Siamo arrivati agli insulti da trivio e alla minaccia di una legge che metta in riga gli editori. Ora mai è chiaro a tutti. Il vicepremier e ministro del lavoro Luigi Di Maio e i vertici del Movimento Cinque Stelle hanno deciso di lanciare una vera e propria campagna contro il sistema dei media in Italia. Sotto tiro testate, editori e giornalisti. Fnsi e Odg hanno risposto con la mobilitazione di martedì 13 novembre. In tante città italiane flash mob #GiùLeManiDallInformazione dalle ore 12 alle 13. Oltre ai giornalisti ci saranno in piazza associazioni, cittadini, la società civile e realtà che troppo spesso non hanno voce. Ci auguriamo che tutto il mondo del lavoro dia la sua adesione a questa battaglia democratica. Noi giornaliste e giornalisti di “perunsindacatodeigiornalisti Informazione@futuro” ci saremo con convinzione e determinazione. Ma senza demagogie e nella chiarezza. Più che gli insulti che vanno stigmatizzati quello che ci preoccupa, va denunciato e fermato sono gli atti di governo che colpirebbero al cuore il pluralismo dell’informazione nel nostro Paese, come la cancellazione del fondo per i giornali cooperativi e di idee. Rischiano e molto, infatti, quotidiani storici come Il Manifesto e Avvenire, tutta la filiera dei giornali diocesani e le testate locali “cooperative”, spesso l’unica voce dei territori.
La bonifica del settore dalle false cooperative è stata fatta. Si colpiscano le eventuali irregolarità, ma non si cancelli una realtà editoriale che in molti casi rappresenta un presidio di pensiero autonomo e critico nei confronti del potere economico e politico.
In tempi di comunicazione globale e digitale è ancor più importante tutelare il pluralismo, l’autonomia e la qualità dell’informazione. E’ un bene essenziale per la democrazia che – come ha sottolineato recentemente anche il presidente della Repubblica Sergio Mattarella – è compito delle istituzioni tutelare.
Ora sotto attacco non è soltanto una testata o un gruppo editoriale “sgraditi”. Non sarebbe una novità. E’che siamo al tentativo di imporre per legge una visione ideologica e semplificata del sistema dei media. Il punto è che il vice premier Di Maio e il sottosegretario all’editoria Crimi credono esclusivamente nella forza dell’informazione affidata all’algoritmo, considerano la democrazia digitale superiore ad ogni altra forma di rappresentanza, ritengono inutile ogni intermediazione giornalistica.
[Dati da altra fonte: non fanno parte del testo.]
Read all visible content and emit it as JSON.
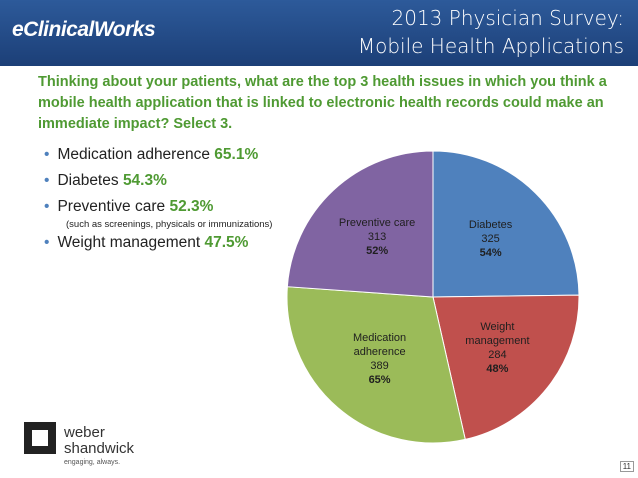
{
  "header": {
    "logo": "eClinicalWorks",
    "title_line1": "2013 Physician Survey:",
    "title_line2": "Mobile Health Applications"
  },
  "question": "Thinking about your patients, what are the top 3 health issues in which you think a mobile health application that is linked to electronic health records could make an immediate impact?  Select 3.",
  "bullets": [
    {
      "label": "Medication adherence",
      "value": "65.1%"
    },
    {
      "label": "Diabetes",
      "value": "54.3%"
    },
    {
      "label": "Preventive care",
      "value": "52.3%",
      "note": "(such as screenings, physicals or immunizations)"
    },
    {
      "label": "Weight management",
      "value": "47.5%"
    }
  ],
  "chart_data": {
    "type": "pie",
    "categories": [
      "Diabetes",
      "Weight management",
      "Medication adherence",
      "Preventive care"
    ],
    "values": [
      325,
      284,
      389,
      313
    ],
    "percent_labels": [
      "54%",
      "48%",
      "65%",
      "52%"
    ],
    "colors": [
      "#4f81bd",
      "#c0504d",
      "#9bbb59",
      "#8064a2"
    ]
  },
  "footer": {
    "brand_line1": "weber",
    "brand_line2": "shandwick",
    "tagline": "engaging, always.",
    "page_number": "11"
  }
}
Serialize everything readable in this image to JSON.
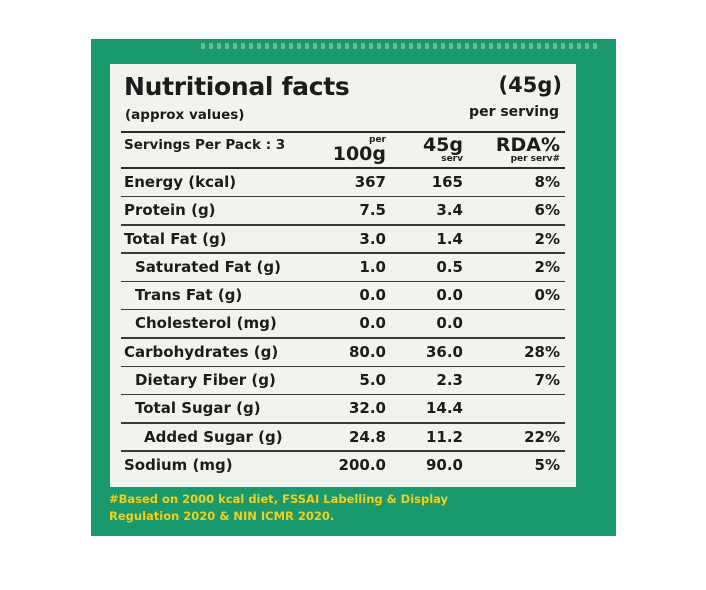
{
  "label": {
    "title": "Nutritional facts",
    "subtitle": "(approx values)",
    "serving_size": "(45g)",
    "serving_caption": "per serving",
    "servings_per_pack": "Servings Per Pack : 3",
    "headers": {
      "per100_small": "per",
      "per100_big": "100g",
      "per45_big": "45g",
      "per45_small": "serv",
      "rda_big": "RDA%",
      "rda_small": "per serv#"
    },
    "rows": [
      {
        "name": "Energy (kcal)",
        "indent": 0,
        "per100": "367",
        "per45": "165",
        "rda": "8%"
      },
      {
        "name": "Protein (g)",
        "indent": 0,
        "per100": "7.5",
        "per45": "3.4",
        "rda": "6%"
      },
      {
        "name": "Total Fat (g)",
        "indent": 0,
        "per100": "3.0",
        "per45": "1.4",
        "rda": "2%"
      },
      {
        "name": "Saturated Fat (g)",
        "indent": 1,
        "per100": "1.0",
        "per45": "0.5",
        "rda": "2%"
      },
      {
        "name": "Trans Fat (g)",
        "indent": 1,
        "per100": "0.0",
        "per45": "0.0",
        "rda": "0%"
      },
      {
        "name": "Cholesterol (mg)",
        "indent": 1,
        "per100": "0.0",
        "per45": "0.0",
        "rda": ""
      },
      {
        "name": "Carbohydrates (g)",
        "indent": 0,
        "per100": "80.0",
        "per45": "36.0",
        "rda": "28%"
      },
      {
        "name": "Dietary Fiber (g)",
        "indent": 1,
        "per100": "5.0",
        "per45": "2.3",
        "rda": "7%"
      },
      {
        "name": "Total Sugar (g)",
        "indent": 1,
        "per100": "32.0",
        "per45": "14.4",
        "rda": ""
      },
      {
        "name": "Added Sugar (g)",
        "indent": 2,
        "per100": "24.8",
        "per45": "11.2",
        "rda": "22%"
      },
      {
        "name": "Sodium (mg)",
        "indent": 0,
        "per100": "200.0",
        "per45": "90.0",
        "rda": "5%"
      }
    ]
  },
  "footnote": {
    "line1": "#Based on 2000 kcal diet, FSSAI Labelling & Display",
    "line2": "Regulation 2020 & NIN ICMR 2020."
  },
  "colors": {
    "panel_green": "#1a9a6c",
    "label_bg": "#f3f2ec",
    "footnote_yellow": "#f2cf1c"
  }
}
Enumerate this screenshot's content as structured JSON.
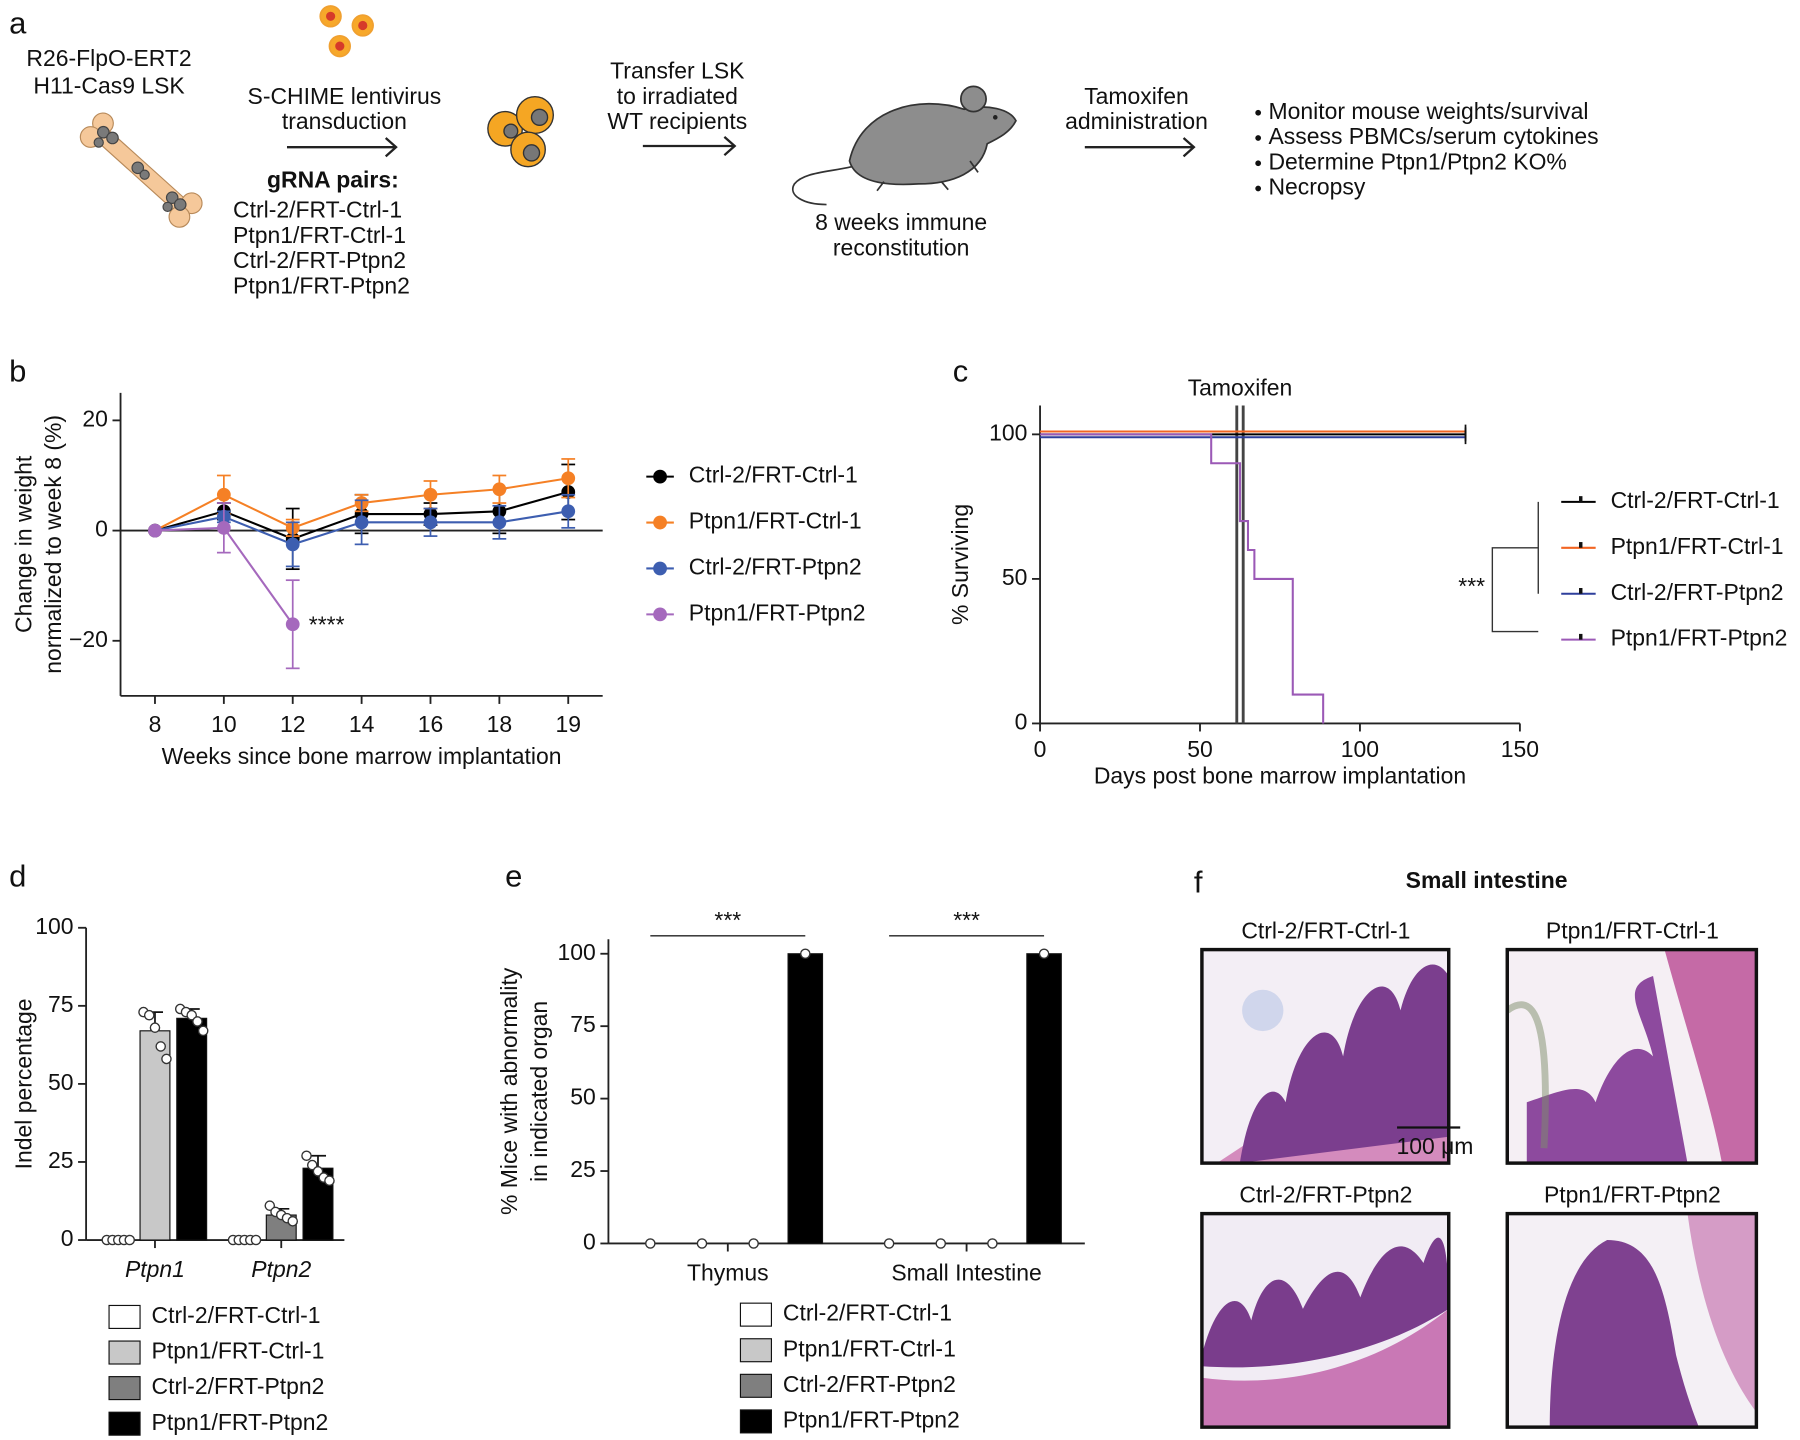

Ma l’informazione è cosa diversa dalla comunicazione via twitter e la democrazia dal cliccare un “mi piace”. Così si finisce per ledere diritti fondamentali, come quelli sanciti dall’articolo 21 della Costituzione. Si cancella il presente senza costruire il futuro.
Il settore vive da tempo una crisi grave. E’ necessario richiamare alle loro responsabilità gli editori, che in questi anni hanno beneficiato di agevolazioni e contributi puntando più al taglio del costo del lavoro e alla precarizzazione dei giornalisti che all’innovazione e alla qualità. Ma è necessario un confronto vero, dialettico, con i soggetti che operano nel settore per individuare percorsi e soluzioni reali.
Lo dobbiamo chiedere e imporre, coinvolgendo tutte le realtà interessate alla difesa del pluralismo dell’informazione, alla sua libertà e autonomia, da tutelare anche con l’impegno e la professionalità di chi fa informazione.